Ouvi algumas vozes e acreditei que estava salvo, pois mesmo que não fosse o meu grupo, por certo poderiam me ajudar a retornar ao vilarejo. Não poderia estar mais enganado.

O que encontrei foi um grupo de caçadores clandestinos, recolhendo espécimes raros para contrabandeá-los para o exterior. Tão logo se aperceberam de minha presença, saltaram sobre mim com uma fúria incontida, armados e ameaçadores. Minha parca resistência foi em vão, despiram-me amarraram-me enquanto conversavam entre si para decidir o meu destino. Não podia ouvir ao certo o que diziam, mas por certo não havia de ser coisa boa.

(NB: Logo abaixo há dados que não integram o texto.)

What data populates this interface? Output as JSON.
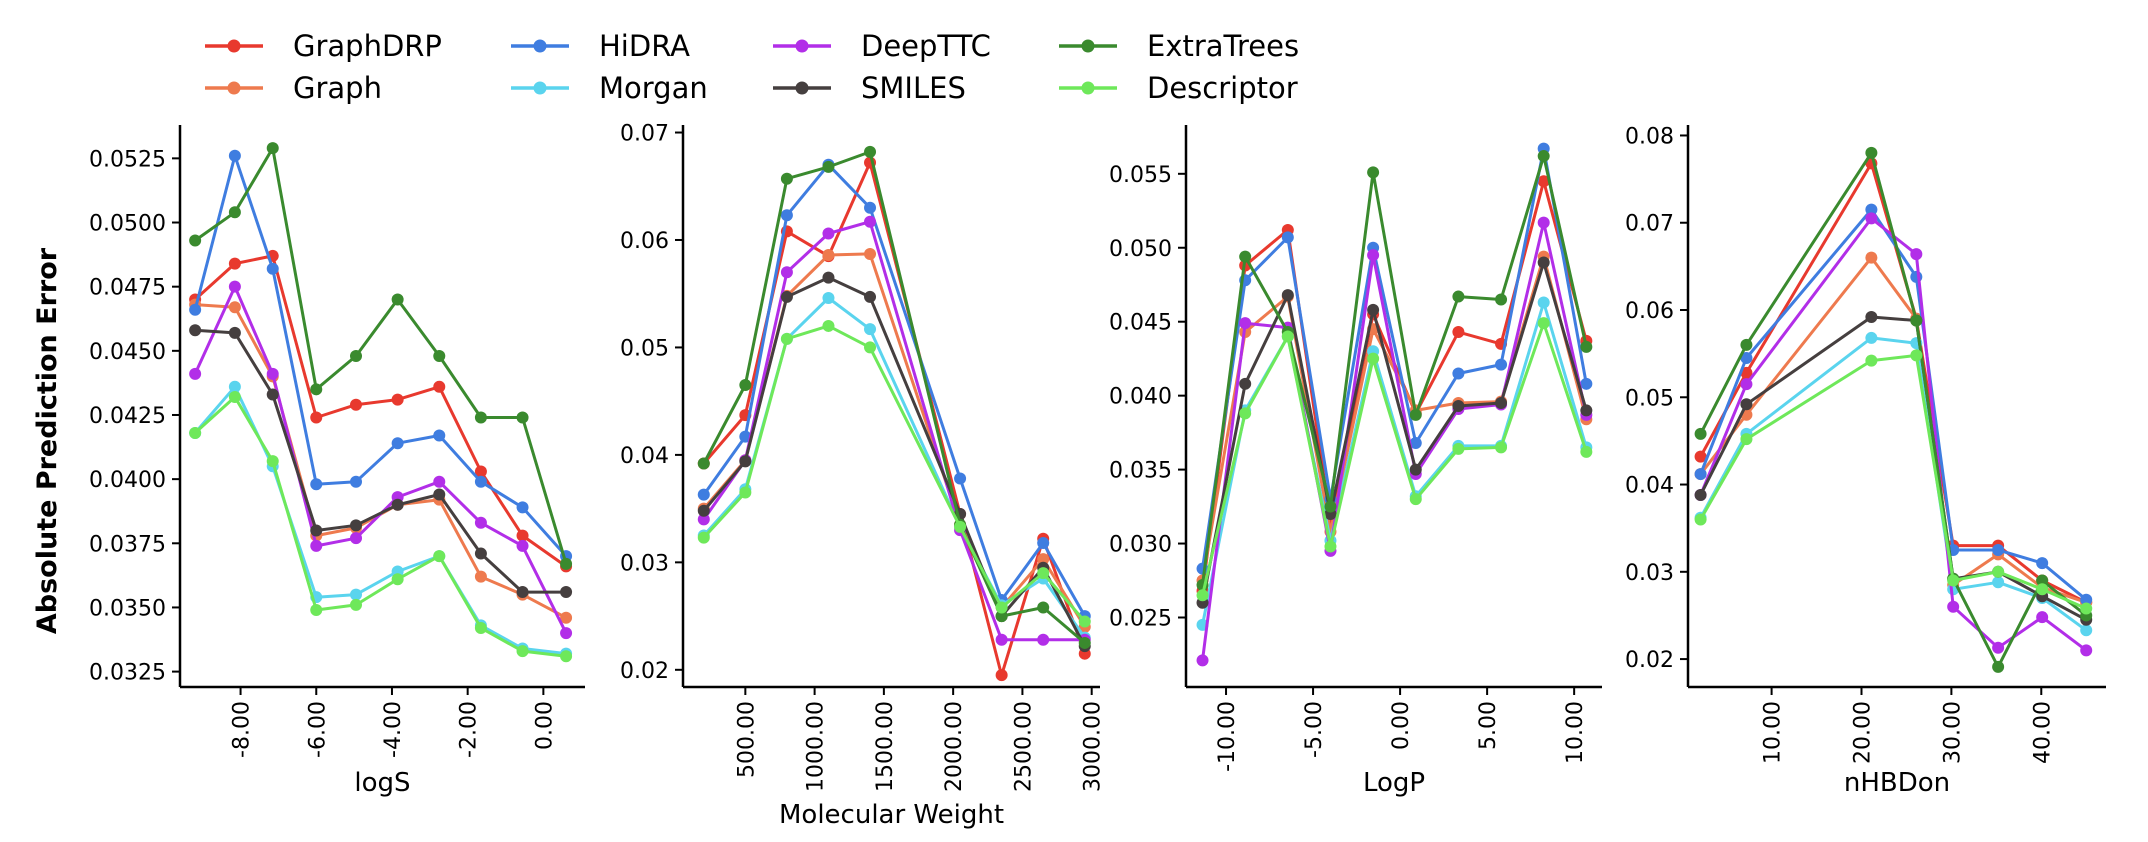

O grupo voltou com um riso sádico no rosto, dizendo-me que se eu gostava tanto assim de conhecer os animais da floresta que iam me levar para um passeio inesquecível. Meus algozes arrastaram-me pela floresta até o pé de uma árvore secular, dessas que precisam de uns dez adultos para abraça-la. Vi quando cavaram o solo com enxadas e pás, cavando uma espécie de poço quase de minha altura. Uma colônia de tocandiras começou a se mobilizar inquieta enquanto era mantida à distância dos cavadores por outros que as "varriam" com ramos de árvores até a execução da tarefa sinistra. Fui arrastado em direção ao buraco que fervilhava das venenosas formigas cuja colônia havia sido parcialmente cortada.

Não adiantaram meus gritos de socorro, engolidos pelo silêncio sepulcral da floresta e nem pedidos de clemência ou promessas de jamais revelar o que vira. Amarrado, nada podia fazer senão confrontar o meu destino. Tão logo meus pés tocaram o solo, jogaram sobre mim a terra retirada anteriormente, enterrando-me, deixando apenas a minha cabeça para fora para que eu não sufocasse e eles assim ficassem privados de desfrutar de todo o desenrolar de meu martírio.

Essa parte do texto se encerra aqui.